Linnet waited until he was gone, and then she said, “You must forgive him.”

“Why?” Piers actually sounded half interested.

“It’s not good for either of you.”

“Do you realize that you sound as if you’re hallucinating? We don’t talk like that in Wales. Good for either of you. Wait! I have heard that sort of language before, from a cracked man who belonged to the Family of Love.”

She stared at him, waiting.

“Aren’t you going to ask what the Family is, if only so you can run off and join them?”

“I didn’t realize you needed a response. When Hamlet is giving a monologue, he just goes on and on by himself.”

Piers threw her a disgusted look and turned to go.

She raised her voice. “You must forgive your father because anger is destructive, and it makes you a worse doctor.”

“Actually, it makes me a better doctor. I’m more likely to notice when people are lying to me, and believe me, there’s no one people lie to more than a doctor.”

“Wrong,” she said. “Spouses win.”

He gave a crack of laughter.

“Your father is sorry that he took all that opium. He’s sorry that he drove your mother to France and then divorced her.”

His smile was almost feral. “Addicts are often sorry for what happened. I’ve seen it repeatedly.”

“And families forgive each other,” she said.

“Oh, they do? What would you know about that?”

“My parents often had occasion to forgive each other.”

He limped back toward her, put a hand under her chin. “And you, did you forgive them?”

Surprised, she blinked. He dropped his hand. “I didn’t think so. It’s easier to give advice than to take it.”

“Of course I forgive them,” she said. Though her voice betrayed uncertainty.

“Shouldn’t your father have come along with you?” Piers demanded, going straight for the jugular. “After all, I do have a carefully concocted reputation as a beast. He sent you off to the wilds of Wales without a qualm?”

“Accompanied by your father,” she said. “A duke.”
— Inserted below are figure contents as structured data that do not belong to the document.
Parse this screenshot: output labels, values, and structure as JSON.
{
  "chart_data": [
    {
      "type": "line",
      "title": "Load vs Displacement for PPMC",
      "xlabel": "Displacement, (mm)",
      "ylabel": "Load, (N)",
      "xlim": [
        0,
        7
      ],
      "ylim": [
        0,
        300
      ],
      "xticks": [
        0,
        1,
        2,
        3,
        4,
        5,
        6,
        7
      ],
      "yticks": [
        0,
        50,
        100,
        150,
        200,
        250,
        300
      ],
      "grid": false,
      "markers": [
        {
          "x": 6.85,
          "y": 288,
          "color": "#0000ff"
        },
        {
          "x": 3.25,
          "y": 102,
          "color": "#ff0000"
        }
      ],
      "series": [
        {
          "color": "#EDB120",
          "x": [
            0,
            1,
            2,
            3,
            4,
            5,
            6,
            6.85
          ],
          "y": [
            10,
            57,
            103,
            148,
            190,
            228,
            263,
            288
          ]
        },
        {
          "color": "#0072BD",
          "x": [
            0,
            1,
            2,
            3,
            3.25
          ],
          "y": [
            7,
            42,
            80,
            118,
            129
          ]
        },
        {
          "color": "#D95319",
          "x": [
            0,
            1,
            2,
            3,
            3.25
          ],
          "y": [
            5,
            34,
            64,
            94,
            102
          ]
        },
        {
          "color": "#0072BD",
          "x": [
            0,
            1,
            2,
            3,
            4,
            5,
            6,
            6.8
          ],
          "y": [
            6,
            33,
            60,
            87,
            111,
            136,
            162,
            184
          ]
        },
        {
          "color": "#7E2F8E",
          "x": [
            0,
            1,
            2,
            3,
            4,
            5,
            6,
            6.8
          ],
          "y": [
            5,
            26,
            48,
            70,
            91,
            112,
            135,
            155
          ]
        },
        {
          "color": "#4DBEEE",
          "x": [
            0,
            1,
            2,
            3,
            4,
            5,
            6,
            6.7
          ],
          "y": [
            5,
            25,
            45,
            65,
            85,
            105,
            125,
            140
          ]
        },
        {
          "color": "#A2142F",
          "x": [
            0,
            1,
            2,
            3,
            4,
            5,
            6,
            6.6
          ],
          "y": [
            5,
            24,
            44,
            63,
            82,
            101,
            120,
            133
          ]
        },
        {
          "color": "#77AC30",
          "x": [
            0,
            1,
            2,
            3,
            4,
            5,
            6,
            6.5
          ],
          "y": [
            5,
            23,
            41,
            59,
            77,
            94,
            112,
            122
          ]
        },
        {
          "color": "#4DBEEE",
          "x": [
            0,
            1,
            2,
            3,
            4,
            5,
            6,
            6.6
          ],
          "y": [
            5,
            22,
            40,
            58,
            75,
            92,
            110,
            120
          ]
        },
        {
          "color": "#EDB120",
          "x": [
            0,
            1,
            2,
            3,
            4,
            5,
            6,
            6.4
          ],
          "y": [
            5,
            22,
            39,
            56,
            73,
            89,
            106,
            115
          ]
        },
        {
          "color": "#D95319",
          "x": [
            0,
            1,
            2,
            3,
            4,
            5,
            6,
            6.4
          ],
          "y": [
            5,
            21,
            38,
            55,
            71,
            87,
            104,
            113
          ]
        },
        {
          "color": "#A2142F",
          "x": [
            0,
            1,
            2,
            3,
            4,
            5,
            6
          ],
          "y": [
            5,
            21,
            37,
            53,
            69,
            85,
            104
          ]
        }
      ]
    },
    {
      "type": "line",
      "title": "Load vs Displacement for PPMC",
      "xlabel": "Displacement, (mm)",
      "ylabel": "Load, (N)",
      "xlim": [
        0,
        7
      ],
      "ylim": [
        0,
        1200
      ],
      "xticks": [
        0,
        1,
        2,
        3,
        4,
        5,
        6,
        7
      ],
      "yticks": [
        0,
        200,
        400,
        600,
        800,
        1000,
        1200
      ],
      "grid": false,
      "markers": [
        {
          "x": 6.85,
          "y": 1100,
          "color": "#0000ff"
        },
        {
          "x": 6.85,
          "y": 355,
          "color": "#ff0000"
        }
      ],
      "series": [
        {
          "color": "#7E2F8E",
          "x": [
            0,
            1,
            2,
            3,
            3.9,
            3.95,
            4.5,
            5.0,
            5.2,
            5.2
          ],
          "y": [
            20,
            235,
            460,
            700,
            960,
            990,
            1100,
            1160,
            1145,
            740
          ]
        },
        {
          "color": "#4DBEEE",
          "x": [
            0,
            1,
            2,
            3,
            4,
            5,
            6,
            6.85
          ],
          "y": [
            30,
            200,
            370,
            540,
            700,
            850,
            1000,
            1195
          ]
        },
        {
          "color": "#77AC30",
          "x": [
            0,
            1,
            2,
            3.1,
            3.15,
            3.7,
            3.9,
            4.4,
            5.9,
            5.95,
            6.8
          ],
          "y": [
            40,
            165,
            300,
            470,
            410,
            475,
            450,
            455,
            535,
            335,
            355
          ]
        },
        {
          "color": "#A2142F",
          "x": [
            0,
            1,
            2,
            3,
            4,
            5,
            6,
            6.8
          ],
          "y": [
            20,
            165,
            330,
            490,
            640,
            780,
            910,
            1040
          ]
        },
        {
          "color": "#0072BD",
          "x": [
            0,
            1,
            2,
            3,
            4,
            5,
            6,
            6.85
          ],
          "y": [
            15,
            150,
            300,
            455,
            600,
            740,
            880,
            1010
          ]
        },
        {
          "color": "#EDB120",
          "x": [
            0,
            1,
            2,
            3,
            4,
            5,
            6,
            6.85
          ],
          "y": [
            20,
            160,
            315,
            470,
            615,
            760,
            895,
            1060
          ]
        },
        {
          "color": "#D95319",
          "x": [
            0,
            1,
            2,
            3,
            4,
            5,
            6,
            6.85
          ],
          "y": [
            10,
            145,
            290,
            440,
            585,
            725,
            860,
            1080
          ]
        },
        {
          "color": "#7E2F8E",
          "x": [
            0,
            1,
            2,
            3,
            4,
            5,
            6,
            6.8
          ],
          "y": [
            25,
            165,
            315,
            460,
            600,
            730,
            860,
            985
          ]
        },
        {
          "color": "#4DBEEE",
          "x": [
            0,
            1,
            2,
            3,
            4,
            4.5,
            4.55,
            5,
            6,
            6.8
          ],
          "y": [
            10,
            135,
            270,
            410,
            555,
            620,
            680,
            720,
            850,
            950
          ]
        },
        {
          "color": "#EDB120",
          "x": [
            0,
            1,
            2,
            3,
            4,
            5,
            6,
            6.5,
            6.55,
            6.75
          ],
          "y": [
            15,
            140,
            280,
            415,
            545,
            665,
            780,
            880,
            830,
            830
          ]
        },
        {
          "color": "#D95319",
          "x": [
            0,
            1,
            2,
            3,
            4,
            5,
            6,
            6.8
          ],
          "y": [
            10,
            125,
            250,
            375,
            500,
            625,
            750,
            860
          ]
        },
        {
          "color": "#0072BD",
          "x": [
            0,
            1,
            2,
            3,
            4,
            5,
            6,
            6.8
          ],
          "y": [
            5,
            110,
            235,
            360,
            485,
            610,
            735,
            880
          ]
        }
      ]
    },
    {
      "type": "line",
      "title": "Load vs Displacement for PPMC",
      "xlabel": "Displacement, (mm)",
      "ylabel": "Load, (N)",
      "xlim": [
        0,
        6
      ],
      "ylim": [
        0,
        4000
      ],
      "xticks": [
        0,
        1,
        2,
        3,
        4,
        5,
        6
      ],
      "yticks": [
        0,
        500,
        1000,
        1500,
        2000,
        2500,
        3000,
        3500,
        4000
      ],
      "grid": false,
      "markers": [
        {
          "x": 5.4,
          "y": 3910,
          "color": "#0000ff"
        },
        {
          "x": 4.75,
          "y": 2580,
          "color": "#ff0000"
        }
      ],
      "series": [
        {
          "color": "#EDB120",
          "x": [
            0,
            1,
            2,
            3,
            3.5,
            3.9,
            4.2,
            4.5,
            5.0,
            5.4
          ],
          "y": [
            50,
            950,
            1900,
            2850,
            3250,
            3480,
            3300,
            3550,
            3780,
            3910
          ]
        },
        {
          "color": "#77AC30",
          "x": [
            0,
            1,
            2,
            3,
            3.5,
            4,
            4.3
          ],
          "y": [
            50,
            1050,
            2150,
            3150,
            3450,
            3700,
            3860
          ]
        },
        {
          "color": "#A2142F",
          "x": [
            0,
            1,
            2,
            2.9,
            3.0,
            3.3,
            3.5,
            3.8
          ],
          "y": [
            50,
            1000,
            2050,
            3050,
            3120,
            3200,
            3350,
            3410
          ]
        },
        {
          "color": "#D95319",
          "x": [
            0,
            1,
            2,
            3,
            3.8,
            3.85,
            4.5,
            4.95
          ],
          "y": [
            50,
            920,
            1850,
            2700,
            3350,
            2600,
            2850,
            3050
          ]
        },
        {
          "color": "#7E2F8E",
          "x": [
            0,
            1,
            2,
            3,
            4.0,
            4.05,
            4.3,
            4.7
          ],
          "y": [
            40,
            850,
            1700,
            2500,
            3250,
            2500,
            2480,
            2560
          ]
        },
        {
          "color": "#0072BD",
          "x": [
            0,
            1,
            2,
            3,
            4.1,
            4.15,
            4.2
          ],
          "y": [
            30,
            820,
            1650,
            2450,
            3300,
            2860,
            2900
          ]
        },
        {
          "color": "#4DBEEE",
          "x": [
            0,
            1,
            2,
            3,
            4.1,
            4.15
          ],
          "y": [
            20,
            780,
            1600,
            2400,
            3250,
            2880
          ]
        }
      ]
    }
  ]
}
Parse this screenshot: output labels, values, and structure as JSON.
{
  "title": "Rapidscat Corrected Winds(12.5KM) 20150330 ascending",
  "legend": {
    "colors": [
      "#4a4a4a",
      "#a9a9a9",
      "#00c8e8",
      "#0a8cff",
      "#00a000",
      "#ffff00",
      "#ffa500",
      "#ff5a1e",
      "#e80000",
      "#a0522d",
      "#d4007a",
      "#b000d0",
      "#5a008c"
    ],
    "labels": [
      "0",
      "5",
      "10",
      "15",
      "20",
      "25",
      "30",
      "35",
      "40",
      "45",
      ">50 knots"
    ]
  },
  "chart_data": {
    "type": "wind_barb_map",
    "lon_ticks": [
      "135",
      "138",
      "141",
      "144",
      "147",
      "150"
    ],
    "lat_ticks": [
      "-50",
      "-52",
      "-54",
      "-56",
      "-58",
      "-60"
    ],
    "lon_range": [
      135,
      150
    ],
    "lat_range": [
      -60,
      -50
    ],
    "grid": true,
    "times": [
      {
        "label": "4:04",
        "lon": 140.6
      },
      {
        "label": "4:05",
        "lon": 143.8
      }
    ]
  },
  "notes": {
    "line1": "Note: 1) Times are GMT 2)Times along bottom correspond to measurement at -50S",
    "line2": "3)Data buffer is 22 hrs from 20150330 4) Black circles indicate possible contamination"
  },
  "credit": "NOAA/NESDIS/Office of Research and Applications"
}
“We both have irresponsible, not to mention uncaring, relatives.” He sounded rather satisfied. “Enough of this charming chitchat. I came to tell you it’s time for luncheon.”

“Irresponsibility and lack of love don’t go together. My father loves me; he simply finds it difficult, if not impossible, to contemplate leaving the comforts of London. Your father obviously loves you, since he puts up with your foul temper and your general unlovableness.”

“I gather you’re warning me not to get my hopes up based on that small point of harmony between us?”

She hadn’t quite noticed how close he was to her. The clean, male smell of him reached out to her like a caress and set her heart racing.

“I think we have a more interesting connection than parental ineptitude,” Piers said. He switched his cane from his right to his left. She waited, just waited. A hand brushed by her cheek, curled into her hair. Still, she waited, without saying a word.